So over the past few weeks, we’ve been catching up on past episodes of Lost in preparation for Tuesday night’s season premiere. We’re still uncertain of the show; it feels too often like the writers are making it up as they go along, digging themselves deeper and deeper into a hole hatch from which there will be no possible escape. The fact that there seem to be no fewer three John Lockes is, for us for now, more frustrating than exciting.

But the die-hard fans love and revere the show. So much so, it seems, that given the opportunity to watch an unauthorized and leaked copy of Season 6’s first episode, they turned away en masse.

How to explain this? Over at Wired, writer John Abell gives it a go. (Hat tip: Above the Law). Abell runs through a handful of possible explanations before landing here:
[M]aybe it’s because fan interest in the show is so high that the value of a shared experience — in high definition — trumps getting a head start on the water cooler conversation that will begin during the show on IMs, Twitter and e-mails and, oh yeah, in-person among those people who actually watch the show physically together in the same room.

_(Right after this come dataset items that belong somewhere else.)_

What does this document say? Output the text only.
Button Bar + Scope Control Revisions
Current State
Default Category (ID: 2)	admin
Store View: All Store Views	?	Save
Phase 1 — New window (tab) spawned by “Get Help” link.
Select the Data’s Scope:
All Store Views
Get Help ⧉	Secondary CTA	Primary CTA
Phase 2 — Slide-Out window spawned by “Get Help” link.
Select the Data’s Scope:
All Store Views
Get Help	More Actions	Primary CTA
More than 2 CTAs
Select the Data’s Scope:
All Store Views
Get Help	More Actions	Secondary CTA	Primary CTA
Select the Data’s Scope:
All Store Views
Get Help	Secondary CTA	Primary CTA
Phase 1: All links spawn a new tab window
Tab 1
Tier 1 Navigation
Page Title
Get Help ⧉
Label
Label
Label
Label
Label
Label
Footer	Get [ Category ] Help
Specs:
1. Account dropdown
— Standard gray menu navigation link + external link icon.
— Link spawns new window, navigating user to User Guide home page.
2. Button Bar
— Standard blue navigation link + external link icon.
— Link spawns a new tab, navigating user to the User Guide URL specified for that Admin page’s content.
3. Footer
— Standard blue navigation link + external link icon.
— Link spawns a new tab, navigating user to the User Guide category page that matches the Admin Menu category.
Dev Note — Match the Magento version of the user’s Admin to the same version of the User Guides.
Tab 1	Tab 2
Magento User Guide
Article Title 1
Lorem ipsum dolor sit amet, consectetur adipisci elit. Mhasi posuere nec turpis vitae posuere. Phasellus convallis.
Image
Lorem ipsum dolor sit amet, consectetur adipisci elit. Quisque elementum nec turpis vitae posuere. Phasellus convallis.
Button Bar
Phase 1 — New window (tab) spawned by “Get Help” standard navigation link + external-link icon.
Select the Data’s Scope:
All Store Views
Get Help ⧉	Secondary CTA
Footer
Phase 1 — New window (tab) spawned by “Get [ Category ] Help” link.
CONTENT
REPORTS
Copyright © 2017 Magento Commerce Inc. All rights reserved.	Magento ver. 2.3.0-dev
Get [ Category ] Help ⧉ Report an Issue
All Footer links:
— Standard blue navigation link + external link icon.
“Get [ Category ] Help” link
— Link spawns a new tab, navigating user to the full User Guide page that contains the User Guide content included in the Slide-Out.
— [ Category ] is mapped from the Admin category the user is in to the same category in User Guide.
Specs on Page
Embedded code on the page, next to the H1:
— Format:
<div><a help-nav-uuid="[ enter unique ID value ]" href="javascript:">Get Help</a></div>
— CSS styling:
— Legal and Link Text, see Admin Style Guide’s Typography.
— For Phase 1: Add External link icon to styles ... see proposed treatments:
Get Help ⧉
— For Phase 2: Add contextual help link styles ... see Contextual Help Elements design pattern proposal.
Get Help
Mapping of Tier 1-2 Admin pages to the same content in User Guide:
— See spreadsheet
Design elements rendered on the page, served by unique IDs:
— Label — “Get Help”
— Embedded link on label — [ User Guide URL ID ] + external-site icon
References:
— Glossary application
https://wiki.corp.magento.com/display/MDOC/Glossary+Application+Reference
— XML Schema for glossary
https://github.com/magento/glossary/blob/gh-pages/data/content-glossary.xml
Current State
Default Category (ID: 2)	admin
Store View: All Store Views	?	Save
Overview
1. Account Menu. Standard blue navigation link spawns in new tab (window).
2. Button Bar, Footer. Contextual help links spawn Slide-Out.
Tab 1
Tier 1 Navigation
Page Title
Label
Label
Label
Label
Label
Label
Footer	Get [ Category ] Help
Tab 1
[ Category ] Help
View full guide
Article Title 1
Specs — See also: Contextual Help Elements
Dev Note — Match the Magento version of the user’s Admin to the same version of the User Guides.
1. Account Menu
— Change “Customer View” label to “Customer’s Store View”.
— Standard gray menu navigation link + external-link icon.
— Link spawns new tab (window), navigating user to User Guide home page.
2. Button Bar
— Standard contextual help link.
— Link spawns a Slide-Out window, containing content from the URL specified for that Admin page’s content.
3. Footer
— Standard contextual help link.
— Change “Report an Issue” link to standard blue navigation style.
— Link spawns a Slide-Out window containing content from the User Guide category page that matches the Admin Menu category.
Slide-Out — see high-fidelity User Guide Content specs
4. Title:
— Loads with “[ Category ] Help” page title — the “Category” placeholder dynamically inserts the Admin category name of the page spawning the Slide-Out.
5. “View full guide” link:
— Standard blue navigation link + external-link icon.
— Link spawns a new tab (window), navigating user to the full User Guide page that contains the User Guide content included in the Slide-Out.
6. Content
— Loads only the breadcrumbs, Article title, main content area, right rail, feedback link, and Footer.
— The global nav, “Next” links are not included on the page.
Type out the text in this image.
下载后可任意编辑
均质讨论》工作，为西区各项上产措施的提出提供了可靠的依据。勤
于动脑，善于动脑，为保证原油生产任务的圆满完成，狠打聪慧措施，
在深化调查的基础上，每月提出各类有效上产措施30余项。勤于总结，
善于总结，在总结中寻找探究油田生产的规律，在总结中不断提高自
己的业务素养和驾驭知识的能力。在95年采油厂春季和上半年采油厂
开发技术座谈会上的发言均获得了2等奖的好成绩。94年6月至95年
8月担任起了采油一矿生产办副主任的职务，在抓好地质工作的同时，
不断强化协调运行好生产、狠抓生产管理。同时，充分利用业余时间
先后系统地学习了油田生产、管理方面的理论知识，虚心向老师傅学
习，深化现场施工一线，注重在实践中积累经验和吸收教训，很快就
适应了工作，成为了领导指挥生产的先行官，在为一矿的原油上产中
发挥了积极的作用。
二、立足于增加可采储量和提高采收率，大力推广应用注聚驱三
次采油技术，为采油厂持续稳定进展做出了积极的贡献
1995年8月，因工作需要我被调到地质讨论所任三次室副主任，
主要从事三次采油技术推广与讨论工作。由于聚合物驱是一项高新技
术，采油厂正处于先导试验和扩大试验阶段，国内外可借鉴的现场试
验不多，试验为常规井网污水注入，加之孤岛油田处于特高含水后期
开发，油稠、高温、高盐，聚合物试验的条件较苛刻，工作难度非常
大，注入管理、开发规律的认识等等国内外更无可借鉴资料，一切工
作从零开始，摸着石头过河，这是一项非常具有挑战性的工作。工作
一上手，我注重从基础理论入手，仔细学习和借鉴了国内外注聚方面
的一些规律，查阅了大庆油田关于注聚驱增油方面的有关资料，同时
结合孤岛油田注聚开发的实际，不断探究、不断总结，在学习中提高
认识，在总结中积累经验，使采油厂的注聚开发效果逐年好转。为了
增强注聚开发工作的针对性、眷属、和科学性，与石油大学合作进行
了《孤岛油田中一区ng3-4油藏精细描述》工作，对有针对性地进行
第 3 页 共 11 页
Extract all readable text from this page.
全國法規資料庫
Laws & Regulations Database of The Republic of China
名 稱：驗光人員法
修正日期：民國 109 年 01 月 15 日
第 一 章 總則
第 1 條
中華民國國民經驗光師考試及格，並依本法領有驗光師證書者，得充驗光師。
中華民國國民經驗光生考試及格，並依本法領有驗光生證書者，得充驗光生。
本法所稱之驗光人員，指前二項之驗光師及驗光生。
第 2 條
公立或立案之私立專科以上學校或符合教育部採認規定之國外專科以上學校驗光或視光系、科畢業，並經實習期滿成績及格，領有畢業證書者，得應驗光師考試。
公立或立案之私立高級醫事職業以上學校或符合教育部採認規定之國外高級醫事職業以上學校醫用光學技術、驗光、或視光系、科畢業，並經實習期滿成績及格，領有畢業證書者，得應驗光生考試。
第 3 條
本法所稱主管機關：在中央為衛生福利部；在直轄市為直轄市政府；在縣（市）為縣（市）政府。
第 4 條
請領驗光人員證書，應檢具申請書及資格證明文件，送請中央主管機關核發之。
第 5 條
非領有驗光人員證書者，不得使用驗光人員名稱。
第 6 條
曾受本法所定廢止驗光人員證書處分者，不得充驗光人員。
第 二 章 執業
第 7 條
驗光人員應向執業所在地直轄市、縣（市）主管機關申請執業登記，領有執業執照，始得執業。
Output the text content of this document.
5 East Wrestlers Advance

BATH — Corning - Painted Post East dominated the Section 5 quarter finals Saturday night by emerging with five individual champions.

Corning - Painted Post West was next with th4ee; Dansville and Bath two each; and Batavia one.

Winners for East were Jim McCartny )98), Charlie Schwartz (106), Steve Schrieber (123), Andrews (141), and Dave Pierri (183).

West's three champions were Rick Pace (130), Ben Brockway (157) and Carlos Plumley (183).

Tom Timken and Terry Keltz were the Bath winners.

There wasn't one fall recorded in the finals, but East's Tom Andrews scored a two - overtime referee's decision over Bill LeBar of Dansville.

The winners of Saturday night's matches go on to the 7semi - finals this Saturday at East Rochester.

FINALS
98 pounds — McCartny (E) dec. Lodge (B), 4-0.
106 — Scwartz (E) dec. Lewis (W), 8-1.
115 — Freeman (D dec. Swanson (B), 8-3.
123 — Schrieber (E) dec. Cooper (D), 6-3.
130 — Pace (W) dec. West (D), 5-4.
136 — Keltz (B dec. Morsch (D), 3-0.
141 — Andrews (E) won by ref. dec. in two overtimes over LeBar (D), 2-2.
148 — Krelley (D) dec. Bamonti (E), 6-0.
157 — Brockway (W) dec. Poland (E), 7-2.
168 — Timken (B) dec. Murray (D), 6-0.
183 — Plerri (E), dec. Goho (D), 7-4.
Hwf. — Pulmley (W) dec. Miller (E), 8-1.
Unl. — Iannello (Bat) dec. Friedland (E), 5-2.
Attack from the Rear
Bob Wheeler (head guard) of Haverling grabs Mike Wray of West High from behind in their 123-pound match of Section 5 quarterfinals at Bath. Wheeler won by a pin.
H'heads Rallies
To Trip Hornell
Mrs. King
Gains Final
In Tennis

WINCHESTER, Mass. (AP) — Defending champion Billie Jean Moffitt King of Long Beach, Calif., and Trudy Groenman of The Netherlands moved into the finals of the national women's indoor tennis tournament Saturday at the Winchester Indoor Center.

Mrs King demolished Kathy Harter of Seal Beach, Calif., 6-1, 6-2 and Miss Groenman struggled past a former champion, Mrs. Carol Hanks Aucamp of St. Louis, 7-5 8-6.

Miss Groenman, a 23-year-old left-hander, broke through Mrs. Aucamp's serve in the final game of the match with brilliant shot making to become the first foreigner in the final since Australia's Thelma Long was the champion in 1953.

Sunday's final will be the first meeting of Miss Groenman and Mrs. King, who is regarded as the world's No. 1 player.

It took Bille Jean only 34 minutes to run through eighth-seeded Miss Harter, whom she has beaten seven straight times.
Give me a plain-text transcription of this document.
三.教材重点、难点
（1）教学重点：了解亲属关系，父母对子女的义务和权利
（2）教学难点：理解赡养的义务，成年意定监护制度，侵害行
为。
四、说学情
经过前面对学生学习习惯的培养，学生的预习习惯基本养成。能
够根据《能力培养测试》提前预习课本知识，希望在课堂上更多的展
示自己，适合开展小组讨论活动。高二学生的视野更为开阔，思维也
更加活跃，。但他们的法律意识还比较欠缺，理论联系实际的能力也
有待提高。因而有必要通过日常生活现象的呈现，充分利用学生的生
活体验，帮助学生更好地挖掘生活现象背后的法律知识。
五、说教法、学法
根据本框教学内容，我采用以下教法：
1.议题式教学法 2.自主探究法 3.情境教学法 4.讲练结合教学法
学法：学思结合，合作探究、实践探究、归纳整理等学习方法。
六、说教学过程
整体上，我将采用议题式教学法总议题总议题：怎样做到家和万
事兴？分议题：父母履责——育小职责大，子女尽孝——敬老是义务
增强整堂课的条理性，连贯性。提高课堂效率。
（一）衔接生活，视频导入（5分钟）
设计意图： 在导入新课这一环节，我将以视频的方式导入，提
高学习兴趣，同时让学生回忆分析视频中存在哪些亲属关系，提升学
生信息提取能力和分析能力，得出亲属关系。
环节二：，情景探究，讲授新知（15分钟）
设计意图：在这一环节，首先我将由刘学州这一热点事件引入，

Fair enough. But what does this have to do with law? Abell takes it a step further, arguing that consumers will place a fair value on intellectual property — and respect content-providers’ rights — when they themselves feel respected and feel fairly treated. Continues Abell:
Maybe this is just about avoiding spoilers or crappy video. But I have a hunch there is more to it. The phenomenon of postponing joy in the era of Bit Torrent, general revile for DRM, and TiVo liberation may reveal a truth in the rough: People want what they want, but it isn’t necessarily the knee-jerk assumption of some content owner that the motive to bypass legal channels is merely to steal. Maybe consumers are just fine paying a fair amount for a good experience, and just hate stupid restrictions and monopoly pricing.